Falo Poruguese? Or, if you prefer, "do you speak Portuguese?

Neither the pleasures nor the chores of life ever end. Many of us have at least partly mastered what can be thought of as "European wine language". With the wines of France, Italy, Spain, Germany, Austria and Hungary readily available, we have learned the names not only of various regions and sub-regions but of the many different varieties of grapes and even of wine-making terminology found in those areas. The names of villages and chateaux flow easily from our tongues and we have even learned to set our sights on those of the wines from these countries that we find most desirable. Well….the time has come to take another step, for even though Port wines are no strangers to Israel, the dry reds and whites of Portugal have never made a serious appearance here. Until now……for with his first major venture into importing wines, Andre Suidan, the owner of Haifa's Special Reserve, has decided that Portugal will be his initial focus.

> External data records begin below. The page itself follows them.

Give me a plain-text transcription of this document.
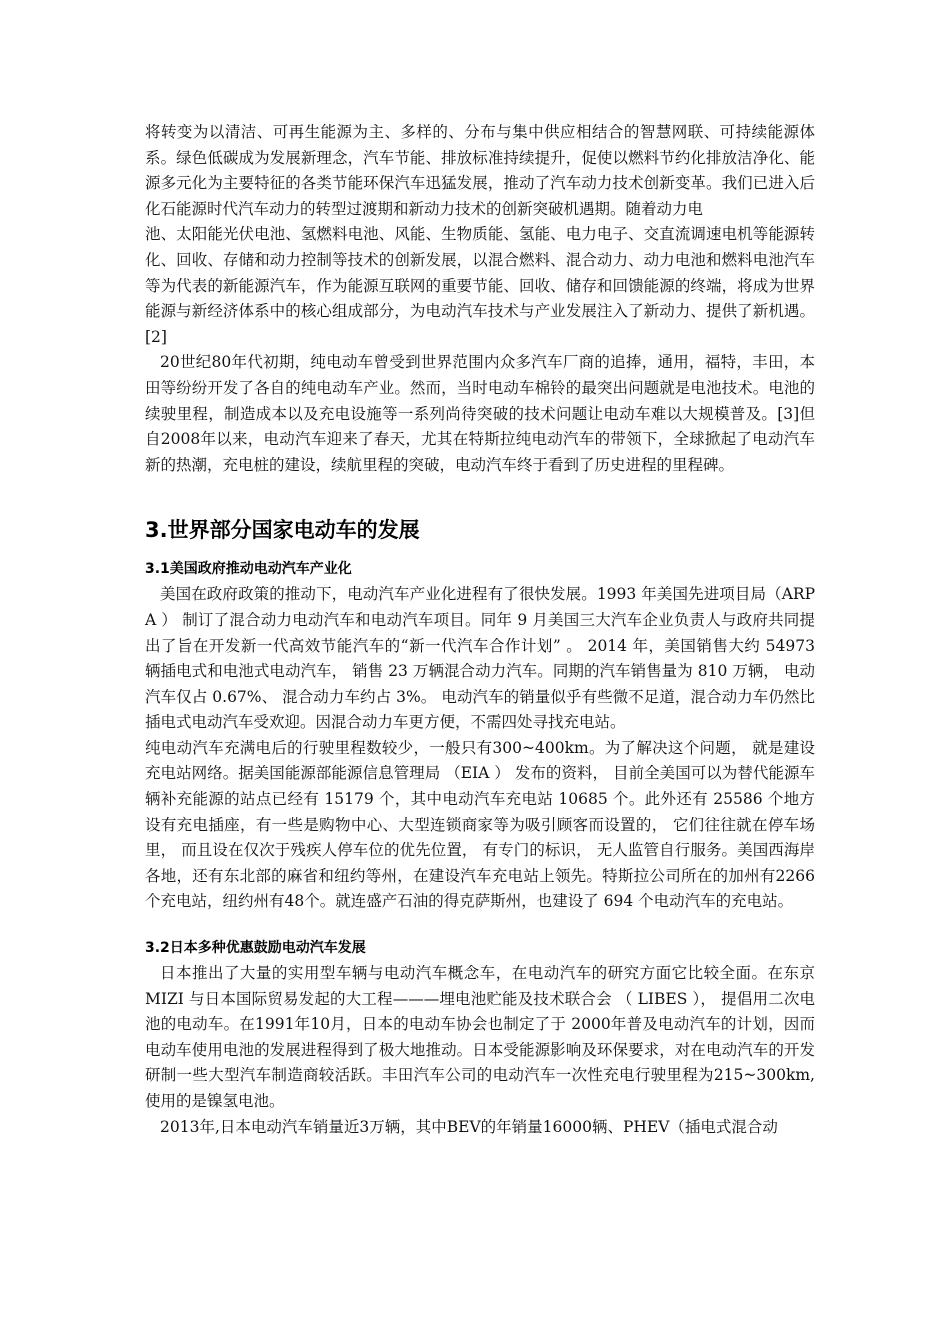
将转变为以清洁、可再生能源为主、多样的、分布与集中供应相结合的智慧网联、可持续能源体系。绿色低碳成为发展新理念，汽车节能、排放标准持续提升，促使以燃料节约化排放洁净化、能源多元化为主要特征的各类节能环保汽车迅猛发展，推动了汽车动力技术创新变革。我们已进入后化石能源时代汽车动力的转型过渡期和新动力技术的创新突破机遇期。随着动力电

池、太阳能光伏电池、氢燃料电池、风能、生物质能、氢能、电力电子、交直流调速电机等能源转化、回收、存储和动力控制等技术的创新发展，以混合燃料、混合动力、动力电池和燃料电池汽车等为代表的新能源汽车，作为能源互联网的重要节能、回收、储存和回馈能源的终端，将成为世界能源与新经济体系中的核心组成部分，为电动汽车技术与产业发展注入了新动力、提供了新机遇。[2]

20世纪80年代初期，纯电动车曾受到世界范围内众多汽车厂商的追捧，通用，福特，丰田，本田等纷纷开发了各自的纯电动车产业。然而，当时电动车棉铃的最突出问题就是电池技术。电池的续驶里程，制造成本以及充电设施等一系列尚待突破的技术问题让电动车难以大规模普及。[3]但自2008年以来，电动汽车迎来了春天，尤其在特斯拉纯电动汽车的带领下，全球掀起了电动汽车新的热潮，充电桩的建设，续航里程的突破，电动汽车终于看到了历史进程的里程碑。

3.世界部分国家电动车的发展
3.1美国政府推动电动汽车产业化

美国在政府政策的推动下，电动汽车产业化进程有了很快发展。1993 年美国先进项目局（ARPA ） 制订了混合动力电动汽车和电动汽车项目。同年 9 月美国三大汽车企业负责人与政府共同提出了旨在开发新一代高效节能汽车的“新一代汽车合作计划” 。 2014 年，美国销售大约 54973 辆插电式和电池式电动汽车， 销售 23 万辆混合动力汽车。同期的汽车销售量为 810 万辆， 电动汽车仅占 0.67%、 混合动力车约占 3%。 电动汽车的销量似乎有些微不足道，混合动力车仍然比插电式电动汽车受欢迎。因混合动力车更方便，不需四处寻找充电站。

纯电动汽车充满电后的行驶里程数较少，一般只有300~400km。为了解决这个问题， 就是建设充电站网络。据美国能源部能源信息管理局 （EIA ） 发布的资料， 目前全美国可以为替代能源车辆补充能源的站点已经有 15179 个，其中电动汽车充电站 10685 个。此外还有 25586 个地方设有充电插座，有一些是购物中心、大型连锁商家等为吸引顾客而设置的， 它们往往就在停车场里， 而且设在仅次于残疾人停车位的优先位置， 有专门的标识， 无人监管自行服务。美国西海岸各地，还有东北部的麻省和纽约等州，在建设汽车充电站上领先。特斯拉公司所在的加州有2266个充电站，纽约州有48个。就连盛产石油的得克萨斯州，也建设了 694 个电动汽车的充电站。

3.2日本多种优惠鼓励电动汽车发展

日本推出了大量的实用型车辆与电动汽车概念车，在电动汽车的研究方面它比较全面。在东京 MIZI 与日本国际贸易发起的大工程———埋电池贮能及技术联合会 （ LIBES ）， 提倡用二次电池的电动车。在1991年10月，日本的电动车协会也制定了于 2000年普及电动汽车的计划，因而电动车使用电池的发展进程得到了极大地推动。日本受能源影响及环保要求，对在电动汽车的开发研制一些大型汽车制造商较活跃。丰田汽车公司的电动汽车一次性充电行驶里程为215~300km,使用的是镍氢电池。

2013年,日本电动汽车销量近3万辆，其中BEV的年销量16000辆、PHEV（插电式混合动
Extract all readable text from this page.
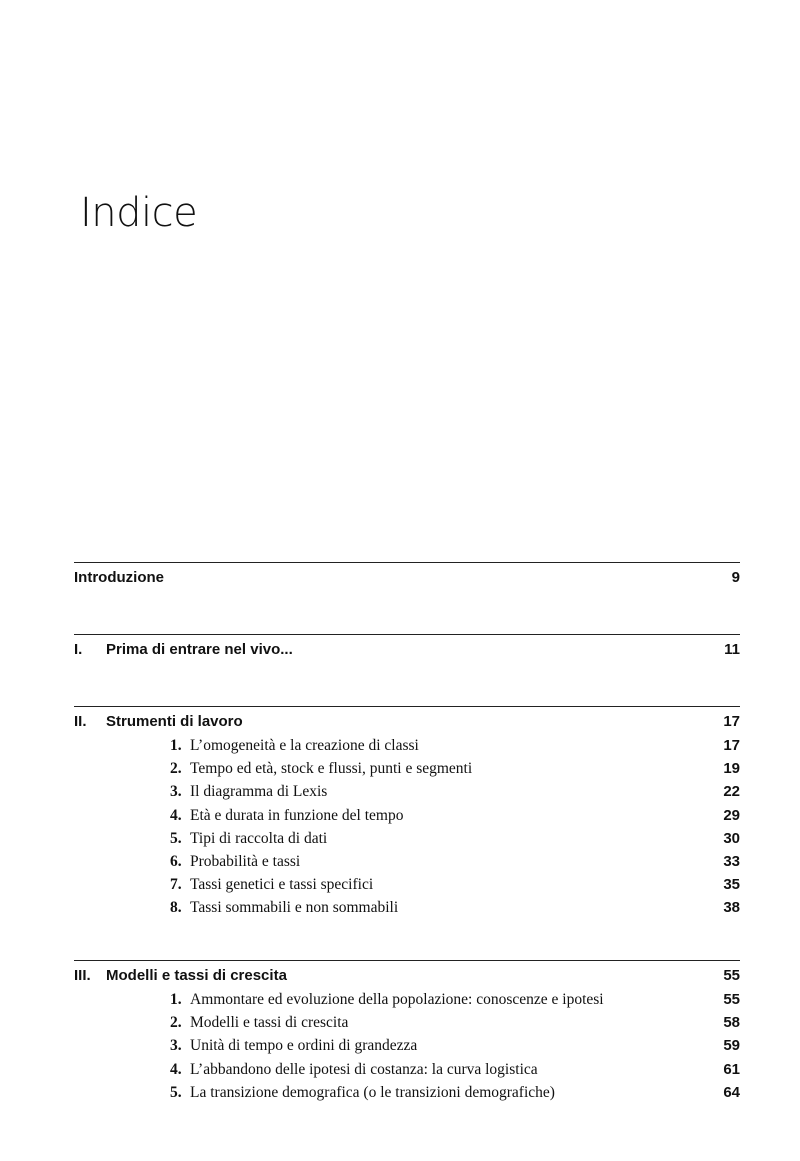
Indice
Introduzione	9
I.	Prima di entrare nel vivo...	11
II.	Strumenti di lavoro	17
1. L’omogeneità e la creazione di classi	17
2. Tempo ed età, stock e flussi, punti e segmenti	19
3. Il diagramma di Lexis	22
4. Età e durata in funzione del tempo	29
5. Tipi di raccolta di dati	30
6. Probabilità e tassi	33
7. Tassi genetici e tassi specifici	35
8. Tassi sommabili e non sommabili	38
III.	Modelli e tassi di crescita	55
1. Ammontare ed evoluzione della popolazione: conoscenze e ipotesi	55
2. Modelli e tassi di crescita	58
3. Unità di tempo e ordini di grandezza	59
4. L’abbandono delle ipotesi di costanza: la curva logistica	61
5. La transizione demografica (o le transizioni demografiche)	64
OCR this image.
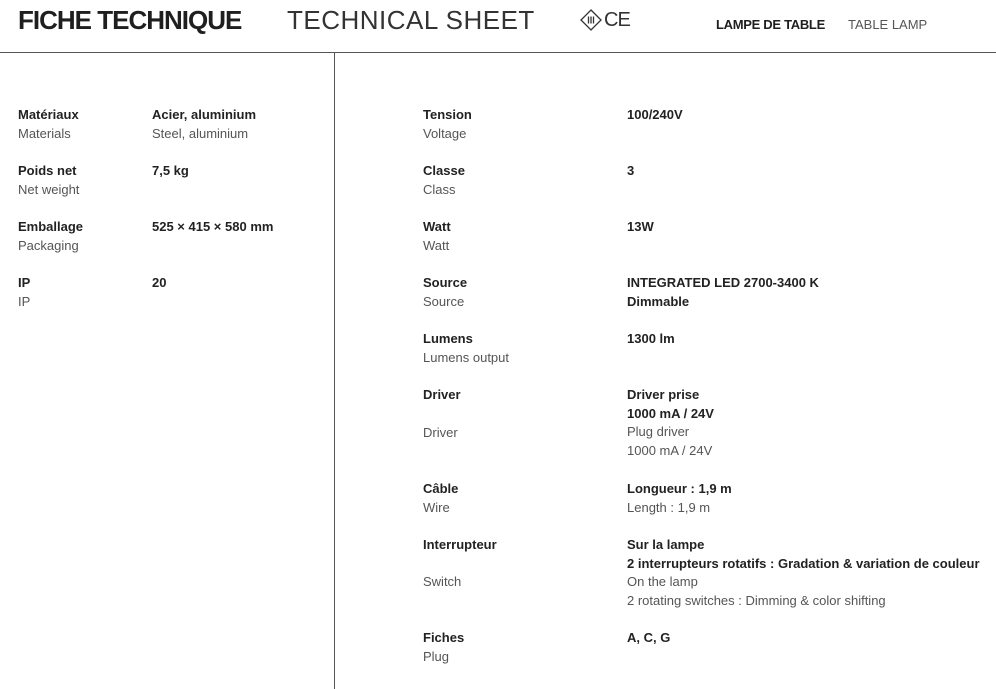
FICHE TECHNIQUE TECHNICAL SHEET	CE	LAMPE DE TABLE TABLE LAMP
Matériaux
Materials
Acier, aluminium
Steel, aluminium
Poids net
Net weight
7,5 kg
Emballage
Packaging
525 × 415 × 580 mm
IP
IP
20
Tension
Voltage
100/240V
Classe
Class
3
Watt
Watt
13W
Source
Source
INTEGRATED LED 2700-3400 K
Dimmable
Lumens
Lumens output
1300 lm
Driver
Driver
Driver prise
1000 mA / 24V
Plug driver
1000 mA / 24V
Câble
Wire
Longueur : 1,9 m
Length : 1,9 m
Interrupteur
Switch
Sur la lampe
2 interrupteurs rotatifs : Gradation & variation de couleur
On the lamp
2 rotating switches : Dimming & color shifting
Fiches
Plug
A, C, G
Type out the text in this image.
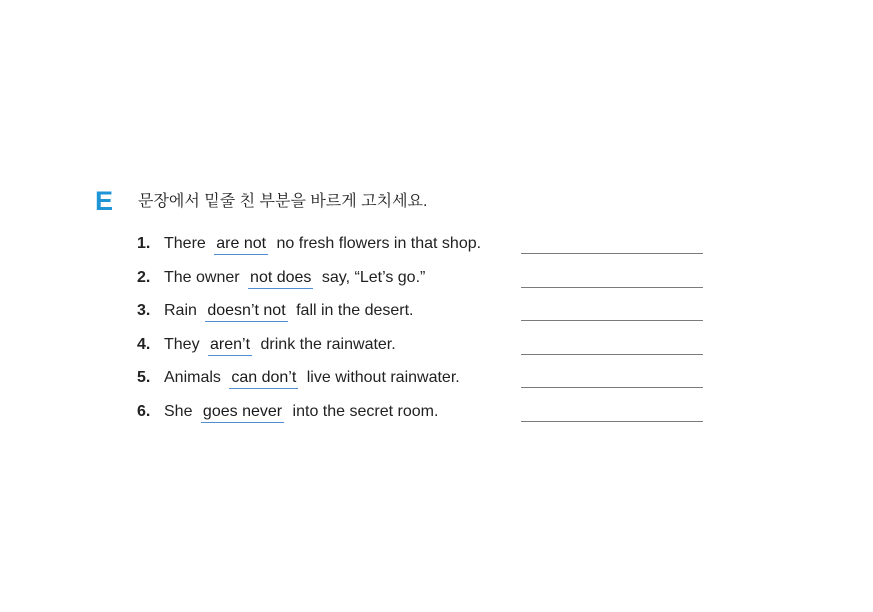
E 문장에서 밑줄 친 부분을 바르게 고치세요.
1. There are not no fresh flowers in that shop.
2. The owner not does say, “Let’s go.”
3. Rain doesn’t not fall in the desert.
4. They aren’t drink the rainwater.
5. Animals can don’t live without rainwater.
6. She goes never into the secret room.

Yesterday (Tuesday, 20 January), I made my way by train to Haifa and there to a tasting of each of Suidan's new imports. All in all I tasted 24 wines. As I commented to Andre, it takes a good deal more time to write up tasting notes than to taste them, so this report will deal entirely with the dry reds and whites I sampled. In another day or so, I shall post about the Port wines that were sampled.

Before the tasting notes, to put us in the "learning mode", the majority of the dry reds and whites I tasted were from the Estramadura region. Situated on the Atlantic Coast, north of Lisbon, this is a region that boasts more than 95 indigenous grapes. Historically this has been both a blessing and a curse for the region because for many years most vintners really did not focus too greatly on just what grapes went into just what wines and until recently the majority of the wines produced here were justifiably destined for local consumption. In more recent years, vintners became increasingly aware of the potential blessings of the varieties offered, greater care went into the vineyards, modern equipment was brought into the wineries and the wines have taken a giant-step forward in quality and interest. Now being exported, the Estramadura wines offer often excellent value for money. My guess is as these wines become "discovered" over the next few years, prices will rise. In the meantime – a good chance to get in on the proverbial ground floor.

As to the grapes now in highest demand (and there is no reason to feel embarrassed if you do not yet know these names) – Arinto, Fernao Pires, Vital, Castelao, Camarate, Touriga Franc, Sousao and Tinta Miuda. Of one thing to be sure – those names will become better known in the next few years.

These and the other wines reviewed today can be ordered directly from Special Reserve (109 Hanassi Ave, Haifa) by phoning 04-8361187 or by sending an email to Suidan@netvision.net.il . Direct sale prices are listed in the tasting notes. An 8% discount will be given on orders of split cases of 6 bottles. My thanks to Andre Suidan for a lovely tasting and for his as always good company.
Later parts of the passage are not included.